Does pretending to do the BBC broadcast from my bedroom at the age of six count as my first job? Because if so, that was it. I’ve had loads of practice. But outside my imaginary childhood games, this is my first radio gig actually. I’ve done lots of public speaking and performing while being very present in the creative scene in London, so it feels like a really natural and beautiful next step.

Given the platform as an Egyptian/Irish Muslim what are some of the perceptions you would like change given the platform?
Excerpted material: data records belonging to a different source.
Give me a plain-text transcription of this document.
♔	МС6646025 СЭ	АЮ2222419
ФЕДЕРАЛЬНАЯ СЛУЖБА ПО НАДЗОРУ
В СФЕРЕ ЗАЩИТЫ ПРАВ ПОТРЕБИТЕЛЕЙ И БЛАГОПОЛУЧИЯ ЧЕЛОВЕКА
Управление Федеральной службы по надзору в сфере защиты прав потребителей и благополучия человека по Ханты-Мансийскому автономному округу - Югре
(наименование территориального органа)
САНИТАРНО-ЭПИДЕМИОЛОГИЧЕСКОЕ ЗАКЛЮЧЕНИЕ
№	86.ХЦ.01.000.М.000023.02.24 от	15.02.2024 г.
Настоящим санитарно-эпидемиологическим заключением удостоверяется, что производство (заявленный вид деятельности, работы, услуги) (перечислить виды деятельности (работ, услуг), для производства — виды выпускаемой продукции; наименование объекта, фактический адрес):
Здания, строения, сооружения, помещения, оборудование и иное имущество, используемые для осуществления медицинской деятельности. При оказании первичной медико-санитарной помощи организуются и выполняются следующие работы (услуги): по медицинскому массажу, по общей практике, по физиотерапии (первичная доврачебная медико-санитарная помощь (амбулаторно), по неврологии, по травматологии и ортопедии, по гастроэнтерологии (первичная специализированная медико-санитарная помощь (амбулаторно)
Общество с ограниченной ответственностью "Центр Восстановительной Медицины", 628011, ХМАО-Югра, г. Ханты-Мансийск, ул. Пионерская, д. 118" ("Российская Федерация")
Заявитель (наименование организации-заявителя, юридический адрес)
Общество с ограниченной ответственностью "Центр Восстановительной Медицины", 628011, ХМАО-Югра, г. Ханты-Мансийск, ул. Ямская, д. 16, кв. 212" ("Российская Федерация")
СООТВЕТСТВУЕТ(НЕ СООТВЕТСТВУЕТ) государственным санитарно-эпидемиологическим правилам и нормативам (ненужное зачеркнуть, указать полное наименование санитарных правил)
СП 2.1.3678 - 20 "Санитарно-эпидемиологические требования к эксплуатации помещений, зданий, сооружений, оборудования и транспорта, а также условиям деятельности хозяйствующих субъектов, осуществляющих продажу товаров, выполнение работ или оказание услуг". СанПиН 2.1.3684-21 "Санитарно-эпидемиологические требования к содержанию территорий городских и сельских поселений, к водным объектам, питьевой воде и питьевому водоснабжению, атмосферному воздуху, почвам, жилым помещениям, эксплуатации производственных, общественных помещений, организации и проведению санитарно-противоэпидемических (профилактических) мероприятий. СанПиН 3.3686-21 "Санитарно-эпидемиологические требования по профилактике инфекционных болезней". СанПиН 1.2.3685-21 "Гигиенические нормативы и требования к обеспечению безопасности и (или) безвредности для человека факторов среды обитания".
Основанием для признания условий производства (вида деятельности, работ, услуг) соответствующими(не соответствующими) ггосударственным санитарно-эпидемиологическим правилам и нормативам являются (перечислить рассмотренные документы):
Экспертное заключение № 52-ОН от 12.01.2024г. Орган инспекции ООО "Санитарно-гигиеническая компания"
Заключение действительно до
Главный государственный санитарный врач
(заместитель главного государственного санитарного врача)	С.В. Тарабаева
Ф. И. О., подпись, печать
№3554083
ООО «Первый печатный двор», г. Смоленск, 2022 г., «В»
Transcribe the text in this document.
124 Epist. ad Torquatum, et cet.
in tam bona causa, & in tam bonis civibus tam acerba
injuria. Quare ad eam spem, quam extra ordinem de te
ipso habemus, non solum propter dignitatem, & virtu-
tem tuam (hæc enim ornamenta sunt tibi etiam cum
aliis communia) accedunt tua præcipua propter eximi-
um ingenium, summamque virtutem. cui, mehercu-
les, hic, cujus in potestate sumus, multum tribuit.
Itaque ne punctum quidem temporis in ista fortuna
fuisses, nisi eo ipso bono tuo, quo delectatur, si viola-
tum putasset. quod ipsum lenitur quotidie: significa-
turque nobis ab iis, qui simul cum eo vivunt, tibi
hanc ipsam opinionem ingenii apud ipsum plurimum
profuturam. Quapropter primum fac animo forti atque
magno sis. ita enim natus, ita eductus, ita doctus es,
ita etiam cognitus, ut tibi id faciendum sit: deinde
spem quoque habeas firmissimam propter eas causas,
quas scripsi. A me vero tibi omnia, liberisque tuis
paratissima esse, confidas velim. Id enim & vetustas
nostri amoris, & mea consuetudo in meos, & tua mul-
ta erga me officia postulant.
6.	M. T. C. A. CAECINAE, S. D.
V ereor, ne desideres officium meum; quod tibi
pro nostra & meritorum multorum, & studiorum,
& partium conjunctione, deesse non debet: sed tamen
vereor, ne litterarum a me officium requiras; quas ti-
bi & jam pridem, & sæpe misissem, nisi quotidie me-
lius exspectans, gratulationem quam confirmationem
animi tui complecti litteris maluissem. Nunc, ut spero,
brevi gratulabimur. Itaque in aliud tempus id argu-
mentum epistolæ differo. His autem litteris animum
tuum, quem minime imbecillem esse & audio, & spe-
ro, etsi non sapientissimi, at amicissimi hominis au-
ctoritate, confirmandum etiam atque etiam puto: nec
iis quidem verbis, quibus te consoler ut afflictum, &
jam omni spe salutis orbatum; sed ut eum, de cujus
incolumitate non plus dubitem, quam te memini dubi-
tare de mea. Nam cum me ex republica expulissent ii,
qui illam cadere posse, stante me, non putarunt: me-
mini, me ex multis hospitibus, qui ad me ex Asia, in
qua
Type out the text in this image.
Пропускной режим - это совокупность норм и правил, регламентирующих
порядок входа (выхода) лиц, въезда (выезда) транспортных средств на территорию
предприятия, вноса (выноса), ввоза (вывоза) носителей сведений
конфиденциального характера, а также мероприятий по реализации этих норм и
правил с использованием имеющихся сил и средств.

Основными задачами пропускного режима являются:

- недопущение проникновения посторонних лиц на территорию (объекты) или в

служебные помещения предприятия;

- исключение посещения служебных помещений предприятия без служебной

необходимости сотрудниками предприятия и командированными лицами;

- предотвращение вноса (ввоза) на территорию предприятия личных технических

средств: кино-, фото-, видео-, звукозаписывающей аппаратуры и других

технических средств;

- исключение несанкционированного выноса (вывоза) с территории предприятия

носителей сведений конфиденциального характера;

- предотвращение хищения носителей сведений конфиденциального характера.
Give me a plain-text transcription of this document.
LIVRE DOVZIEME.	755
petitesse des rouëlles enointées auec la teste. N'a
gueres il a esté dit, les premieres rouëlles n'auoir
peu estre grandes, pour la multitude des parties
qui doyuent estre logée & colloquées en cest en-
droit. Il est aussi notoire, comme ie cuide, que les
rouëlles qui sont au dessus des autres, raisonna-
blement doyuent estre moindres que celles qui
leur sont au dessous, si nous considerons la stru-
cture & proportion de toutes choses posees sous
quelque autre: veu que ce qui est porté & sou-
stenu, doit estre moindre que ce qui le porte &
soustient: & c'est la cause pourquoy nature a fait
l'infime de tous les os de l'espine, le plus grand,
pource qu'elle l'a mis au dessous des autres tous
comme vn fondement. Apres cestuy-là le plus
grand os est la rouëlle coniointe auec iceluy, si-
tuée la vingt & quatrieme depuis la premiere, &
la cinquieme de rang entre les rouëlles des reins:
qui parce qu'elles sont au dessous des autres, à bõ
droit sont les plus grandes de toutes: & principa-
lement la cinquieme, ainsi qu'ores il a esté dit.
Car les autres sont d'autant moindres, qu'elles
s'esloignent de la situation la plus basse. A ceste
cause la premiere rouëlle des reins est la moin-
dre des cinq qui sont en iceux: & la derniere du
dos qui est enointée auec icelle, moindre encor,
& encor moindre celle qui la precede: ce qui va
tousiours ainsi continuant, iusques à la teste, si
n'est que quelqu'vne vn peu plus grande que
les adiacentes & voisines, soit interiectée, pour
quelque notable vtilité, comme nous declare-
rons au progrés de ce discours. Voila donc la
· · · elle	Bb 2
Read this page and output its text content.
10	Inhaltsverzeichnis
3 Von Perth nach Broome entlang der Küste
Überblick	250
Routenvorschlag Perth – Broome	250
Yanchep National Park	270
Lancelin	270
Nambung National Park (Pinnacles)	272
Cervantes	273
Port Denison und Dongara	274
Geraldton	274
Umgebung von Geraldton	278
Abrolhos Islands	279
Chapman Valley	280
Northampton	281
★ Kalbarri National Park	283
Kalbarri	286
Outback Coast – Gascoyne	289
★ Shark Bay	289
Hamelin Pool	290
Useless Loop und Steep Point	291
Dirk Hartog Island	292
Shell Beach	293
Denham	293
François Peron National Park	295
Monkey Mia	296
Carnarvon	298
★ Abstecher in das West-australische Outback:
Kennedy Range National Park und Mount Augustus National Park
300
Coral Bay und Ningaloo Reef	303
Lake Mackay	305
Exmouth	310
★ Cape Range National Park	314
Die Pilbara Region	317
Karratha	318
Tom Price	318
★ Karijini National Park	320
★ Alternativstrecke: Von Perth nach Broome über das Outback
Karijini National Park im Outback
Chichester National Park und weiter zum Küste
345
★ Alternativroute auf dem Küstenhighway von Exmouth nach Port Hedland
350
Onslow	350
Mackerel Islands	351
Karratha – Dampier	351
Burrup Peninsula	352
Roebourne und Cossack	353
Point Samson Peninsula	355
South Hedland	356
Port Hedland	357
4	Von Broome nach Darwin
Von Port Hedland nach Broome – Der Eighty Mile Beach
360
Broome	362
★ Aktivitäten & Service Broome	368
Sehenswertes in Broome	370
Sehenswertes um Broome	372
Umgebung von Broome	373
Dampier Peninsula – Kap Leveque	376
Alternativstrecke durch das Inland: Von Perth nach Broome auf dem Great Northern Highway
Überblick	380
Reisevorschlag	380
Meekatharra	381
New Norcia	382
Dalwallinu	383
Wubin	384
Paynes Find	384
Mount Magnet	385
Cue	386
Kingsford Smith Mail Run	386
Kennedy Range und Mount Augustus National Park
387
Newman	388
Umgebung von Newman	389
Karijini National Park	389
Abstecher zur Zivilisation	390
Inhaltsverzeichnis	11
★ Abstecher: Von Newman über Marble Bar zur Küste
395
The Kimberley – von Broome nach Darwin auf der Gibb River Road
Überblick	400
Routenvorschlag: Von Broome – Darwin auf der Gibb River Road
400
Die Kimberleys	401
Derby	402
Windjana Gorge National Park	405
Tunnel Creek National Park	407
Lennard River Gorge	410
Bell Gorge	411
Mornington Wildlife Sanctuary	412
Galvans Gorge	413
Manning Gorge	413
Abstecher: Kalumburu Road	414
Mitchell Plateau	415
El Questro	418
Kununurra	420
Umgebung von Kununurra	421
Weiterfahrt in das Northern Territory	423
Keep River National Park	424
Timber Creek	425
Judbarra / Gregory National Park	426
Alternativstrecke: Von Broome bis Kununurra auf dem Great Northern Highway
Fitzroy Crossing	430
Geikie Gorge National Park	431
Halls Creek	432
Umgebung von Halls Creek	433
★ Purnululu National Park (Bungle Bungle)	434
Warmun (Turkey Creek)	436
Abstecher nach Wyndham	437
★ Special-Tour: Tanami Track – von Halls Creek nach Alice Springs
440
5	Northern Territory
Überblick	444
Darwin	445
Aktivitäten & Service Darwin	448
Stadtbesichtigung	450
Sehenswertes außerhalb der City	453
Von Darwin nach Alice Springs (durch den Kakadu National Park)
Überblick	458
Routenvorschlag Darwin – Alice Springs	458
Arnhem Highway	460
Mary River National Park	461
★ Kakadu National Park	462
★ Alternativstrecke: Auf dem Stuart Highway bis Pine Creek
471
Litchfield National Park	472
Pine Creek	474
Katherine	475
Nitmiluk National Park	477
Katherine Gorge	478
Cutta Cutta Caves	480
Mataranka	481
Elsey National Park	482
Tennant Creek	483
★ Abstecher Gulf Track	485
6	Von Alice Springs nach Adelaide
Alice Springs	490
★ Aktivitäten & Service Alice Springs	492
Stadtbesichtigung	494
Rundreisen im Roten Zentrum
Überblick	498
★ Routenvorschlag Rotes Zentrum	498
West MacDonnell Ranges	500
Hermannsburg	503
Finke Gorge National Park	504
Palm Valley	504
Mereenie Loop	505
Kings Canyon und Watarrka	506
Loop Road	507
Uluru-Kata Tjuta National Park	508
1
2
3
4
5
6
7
Oh God most of them to be honest. I do a lot of work to fight against stereotypical perceptions of Muslim women, so really driven to keep fighting for a new narrative. One that doesn’t exist within the boundaries of terrorism or oppression. I think it’s only by having open conversations about these topics that we get to change things and that’s what I’m so excited about, as well as just being a visible Muslim woman that doesn’t fit any of the preconceived notions. Smashing stereotypes one radio show at a time.

When is your next show on the air and what topics will it be covering.

We’re on air every Friday night, 8-10pm. This week (21st Dec) we’ve got this year’s Young People’s Laurette on the show, a writer and activist as well as a singer. What an incredible mix. We’ll be talking about adversity and what we do when challenged.